TLR4 is expressed on the surfaces of numerous kinds of cells, including neutrophils and macrophages, and participates in the regulation of various physiological functions of cells. Previous studies have shown that the upregulation of TLR4 promotes an inflammatory response and inhibits cell growth (24,25). In another study, miR-23a-3p was reported to inhibit monocyte function and phagocytosis by targeting TLR4/TNF-α/TGF-β1/IL-10 signaling in patients with active tuberculosis with a high bacterial load via interferon regulatory factor 1/transcription factor SP1 (26). In addition, the downregulation of miR-21-5p in patients with obstructive sleep apnea has been shown to regulate intermittent hypoxia and reoxygenation-induced apoptosis and cytotoxicity by targeting pro-inflammatory TNF-α/TLR4 signaling (27). In the present study, TLR4 was identified as a gene that is directly targeted by miR-23a-3p, and a clear negative association between miR-23a-3p and TLR4 expression was observed. The overexpression of miR-23a-3p significantly reduced the expression of the inflammatory factors IL-6, TNF-α and IL-1β, as well as apoptosis, and the overexpression TLR4 was able to reverse this change. This suggests that miR-23a-3p and TLR4 act antagonistically to regulate the inflammatory response as follows: miR-23a-3p inhibits the inflammatory response induced by sepsis, while TLR4 promotes the inflammatory response.

A number of studies have shown that lncRNA and miRNA can regulate each other and participate in the occurrence and development of a variety of diseases by forming a complex molecular regulatory network (28,29). The results of the present study demonstrate that GAS5 targets miR-23a-3p and negatively regulate its expression, and that miR-23a-3p and TLR4 antagonistically regulate the inflammatory response induced by sepsis. Experiments in which the GAS5 knockdown plasmid and TLR4 overexpression plasmid were cotransfected into THP-1 cells demonstrated that TLR4 overexpression attenuated the reductions in inflammatory cytokine levels and apoptosis caused by GAS5 knockdown.
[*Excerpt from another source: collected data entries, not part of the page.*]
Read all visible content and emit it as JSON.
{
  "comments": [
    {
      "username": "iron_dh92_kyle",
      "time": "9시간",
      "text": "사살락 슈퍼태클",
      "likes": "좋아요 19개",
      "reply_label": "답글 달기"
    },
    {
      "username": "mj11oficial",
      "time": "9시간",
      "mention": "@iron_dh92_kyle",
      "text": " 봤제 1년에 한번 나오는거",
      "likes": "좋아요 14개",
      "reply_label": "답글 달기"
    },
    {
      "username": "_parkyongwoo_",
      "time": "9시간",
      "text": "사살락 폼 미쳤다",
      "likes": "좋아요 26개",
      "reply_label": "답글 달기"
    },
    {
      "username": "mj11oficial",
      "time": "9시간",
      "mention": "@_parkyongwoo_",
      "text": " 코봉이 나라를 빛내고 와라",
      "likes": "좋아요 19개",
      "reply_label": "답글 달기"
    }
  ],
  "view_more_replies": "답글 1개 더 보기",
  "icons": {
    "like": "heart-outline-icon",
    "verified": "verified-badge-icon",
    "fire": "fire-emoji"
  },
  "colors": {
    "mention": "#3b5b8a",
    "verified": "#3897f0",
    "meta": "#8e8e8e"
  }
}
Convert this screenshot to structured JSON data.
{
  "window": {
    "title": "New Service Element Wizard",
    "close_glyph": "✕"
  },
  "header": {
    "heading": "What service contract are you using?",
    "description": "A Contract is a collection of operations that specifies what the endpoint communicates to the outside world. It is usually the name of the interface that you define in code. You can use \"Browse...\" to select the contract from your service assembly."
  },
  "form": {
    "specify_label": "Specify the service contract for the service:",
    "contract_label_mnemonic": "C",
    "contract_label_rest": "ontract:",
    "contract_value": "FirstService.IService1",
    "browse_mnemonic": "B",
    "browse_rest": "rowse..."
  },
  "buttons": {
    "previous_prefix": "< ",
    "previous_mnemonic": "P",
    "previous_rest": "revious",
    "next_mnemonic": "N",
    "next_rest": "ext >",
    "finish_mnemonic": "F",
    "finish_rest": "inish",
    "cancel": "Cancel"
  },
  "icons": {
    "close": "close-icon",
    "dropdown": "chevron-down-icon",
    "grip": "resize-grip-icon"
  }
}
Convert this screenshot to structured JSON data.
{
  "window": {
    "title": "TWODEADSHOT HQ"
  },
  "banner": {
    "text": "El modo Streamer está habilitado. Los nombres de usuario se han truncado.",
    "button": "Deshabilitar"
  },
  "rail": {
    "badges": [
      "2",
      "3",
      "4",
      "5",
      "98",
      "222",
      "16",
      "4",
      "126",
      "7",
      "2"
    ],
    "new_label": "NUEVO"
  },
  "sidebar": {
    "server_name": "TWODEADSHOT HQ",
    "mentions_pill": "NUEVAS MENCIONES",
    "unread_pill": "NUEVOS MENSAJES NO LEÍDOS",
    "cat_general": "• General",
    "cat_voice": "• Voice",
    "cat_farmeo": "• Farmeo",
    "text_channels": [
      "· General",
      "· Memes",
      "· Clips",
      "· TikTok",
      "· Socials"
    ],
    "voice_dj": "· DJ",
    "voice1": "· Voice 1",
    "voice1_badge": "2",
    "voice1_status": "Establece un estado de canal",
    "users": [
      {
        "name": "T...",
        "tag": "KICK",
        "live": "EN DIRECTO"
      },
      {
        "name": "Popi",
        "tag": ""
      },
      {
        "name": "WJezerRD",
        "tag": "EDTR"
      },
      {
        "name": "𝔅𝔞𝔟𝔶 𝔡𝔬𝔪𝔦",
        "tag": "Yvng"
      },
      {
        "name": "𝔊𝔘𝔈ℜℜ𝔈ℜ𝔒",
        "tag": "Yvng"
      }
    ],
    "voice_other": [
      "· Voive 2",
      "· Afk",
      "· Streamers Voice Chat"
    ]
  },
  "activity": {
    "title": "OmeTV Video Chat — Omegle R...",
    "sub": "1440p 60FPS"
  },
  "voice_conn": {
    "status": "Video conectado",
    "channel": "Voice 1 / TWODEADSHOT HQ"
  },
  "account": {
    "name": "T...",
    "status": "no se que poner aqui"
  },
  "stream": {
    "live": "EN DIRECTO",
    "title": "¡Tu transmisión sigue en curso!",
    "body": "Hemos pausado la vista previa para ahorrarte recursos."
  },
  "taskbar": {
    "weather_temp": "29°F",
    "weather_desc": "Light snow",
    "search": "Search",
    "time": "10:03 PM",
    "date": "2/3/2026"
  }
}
Together, these results indicate that GAS5 promotes sepsis-induced inflammation and apoptosis by negatively regulating miR-23a-3p and thereby increasing the expression of TLR4.

In summary, the present study demonstrated that GAS5 is upregulated in LPS-treated THP-1 cells and appears to promote the inflammation and apoptosis of LPS-induced THP-1 cells by modulating the miR-23a-3p/TLR4 axis. Moreover, the GAS5/miR-23a-3p/TLR4 axis may become a new potential therapeutic target in the treatment of sepsis. However, there are some limitations to the present study. Firstly, only in vitro experiments were conducted and no in vivo experiments were performed for validation. In future research, animal models and clinical samples may be used to confirm the findings of the present study. Secondly, the mechanisms underlying the roles of lncRNA GAS5 and miR-23a-3p in the progression of sepsis have not been fully investigated. Therefore, these issues require further in-depth study in the future.